Von Rundstedt's offensive utilized all the experiences of the first German Blitzkrieg in the Ardennes. It took the Americans by surprise. Within 48 hours the Germans pushed 15 miles into the enemy lines. American infantrymen desperately tried to stem the advance, but they were engulfed by the German avalanche. Fog, snow, and freezing temperatures added to the chaos. The whole front disintegrated. Some days neither side knew which one held a give town or village. The Germans claimed that Bradley's 12th Army Group was cut into two parts.
At the center of the German advance was Bastogne, key to the southern Ardennes. Here the Germans collided with contingents of the 10th Armored Division and their big Sherman tanks. Von Rundstedt's troops bypassed Bastogne, leaving it deep in German-controlled territory as the Germans swung northwest to Liege and the Meuse.
By Dec. 24 the Germans had cut into Allied-held land to a depth of 65 miles on a fluid front ranging from 10 to 25 miles. The prognosis was good for a major German victory.
The breakthrough was due more to German efficiency than to Allied negligence. Allied air power was grounded by the weather. Angered by news of the capture of 8,000 American ground troops, the Allied Supreme Command acted with dispatch. Gen. Dwight D. Eisenhower named British Gen. Bernard Law Montgomery to command all the Allied forces north of the Ardennes salient and appointed Bradley to command those in the south. He then dispatched Lt. Gen. George S. Patton and his battering ram of U.S. 3rd Army tanks to the bulge. Von Rundstedt soon found both sides of his salient squeezed by powerful American forces.
When the weather cleared, more than 5,000 Allied aircraft took to the air to smash at the Germans and cripple their supply system. On the ground the Germans were pounded by artillery shells equipped with proximity fuses. Hitler desperately threw more troops, mostly old men and ill-trained youngsters, into the gap. It was too late.
By January 1945 the Ardennes front was reestablished to the point at which it had been in early December. On the news that the Russians had started a gigantic offensive in the east, Hitler ordered a massive withdrawal from the Ardennes and transferred the bulk of his troops to the eastern front. He had lost the Battle of the Bulge.
A million men were involved in the chaotic battle.
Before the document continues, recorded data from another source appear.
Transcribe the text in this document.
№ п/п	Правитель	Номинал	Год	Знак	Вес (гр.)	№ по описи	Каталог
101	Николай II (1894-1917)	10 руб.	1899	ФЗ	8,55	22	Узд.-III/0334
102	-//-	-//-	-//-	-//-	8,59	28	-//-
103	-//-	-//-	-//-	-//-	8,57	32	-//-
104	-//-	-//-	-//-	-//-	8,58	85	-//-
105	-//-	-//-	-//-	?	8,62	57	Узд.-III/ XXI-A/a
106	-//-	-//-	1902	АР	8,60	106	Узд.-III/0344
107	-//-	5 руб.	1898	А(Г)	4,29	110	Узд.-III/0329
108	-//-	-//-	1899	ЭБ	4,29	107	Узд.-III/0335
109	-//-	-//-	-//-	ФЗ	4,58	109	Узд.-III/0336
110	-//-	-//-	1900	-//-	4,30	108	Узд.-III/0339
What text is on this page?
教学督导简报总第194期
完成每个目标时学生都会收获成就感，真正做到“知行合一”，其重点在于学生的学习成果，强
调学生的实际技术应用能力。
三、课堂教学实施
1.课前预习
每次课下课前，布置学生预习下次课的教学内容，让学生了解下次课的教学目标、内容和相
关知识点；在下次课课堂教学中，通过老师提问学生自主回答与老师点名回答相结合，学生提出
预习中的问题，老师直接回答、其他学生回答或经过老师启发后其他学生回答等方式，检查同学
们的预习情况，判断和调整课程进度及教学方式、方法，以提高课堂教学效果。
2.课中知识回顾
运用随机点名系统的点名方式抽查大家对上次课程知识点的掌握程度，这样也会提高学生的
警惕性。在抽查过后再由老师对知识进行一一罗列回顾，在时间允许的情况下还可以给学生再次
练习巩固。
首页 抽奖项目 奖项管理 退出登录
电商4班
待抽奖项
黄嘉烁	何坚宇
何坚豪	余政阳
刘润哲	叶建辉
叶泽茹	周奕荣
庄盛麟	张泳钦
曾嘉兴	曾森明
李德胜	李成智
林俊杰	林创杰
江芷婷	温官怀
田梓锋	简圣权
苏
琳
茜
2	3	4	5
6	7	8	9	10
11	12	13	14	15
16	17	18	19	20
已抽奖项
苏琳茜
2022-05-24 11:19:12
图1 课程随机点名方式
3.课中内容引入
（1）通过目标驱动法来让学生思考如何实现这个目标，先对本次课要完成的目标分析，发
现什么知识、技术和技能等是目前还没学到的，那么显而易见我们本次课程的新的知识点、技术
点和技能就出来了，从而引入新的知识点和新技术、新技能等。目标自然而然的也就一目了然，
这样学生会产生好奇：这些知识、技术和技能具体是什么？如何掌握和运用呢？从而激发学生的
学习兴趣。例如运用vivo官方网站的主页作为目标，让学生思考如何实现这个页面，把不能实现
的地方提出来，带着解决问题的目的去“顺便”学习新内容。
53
The Germans lost 120,000 men, whether killed, wounded, prisoners, or missing; more than 500 tanks; and 1,600 planes. The American casualties were approximately 76,800 killed, wounded, or missing.
Little was changed. The massive German counteroffensive only delayed the end of the war. Military strategies were puzzled by Hitler's thinking. He had withdrawn valuable veteran units from the Eastern Front, where they were desperately needed, and sent them on a questionable mission to the west. It was not clear what he intended to do with Antwerp once he had taken it or how he proposed to hold a long corridor to the North Sea between increasingly powerful enemy forces. He was confident of his military genius, even if his generals were not.
The Battle of the Bulge cost many American lives, but it demonstrated that American troops could hold their own with picked Panzer units. Churchill called it "the greatest American battle of the war."
Bibliography. R.E. Merriam, Dark December (1949); H.M. Cole, The Ardennes: Battle of the Bulge (1965); J. Nobecourt, Hitler's Last Gamble: The Battle of the Bulge (1967); and J. Strawson, The Battle for the Ardennes (1972).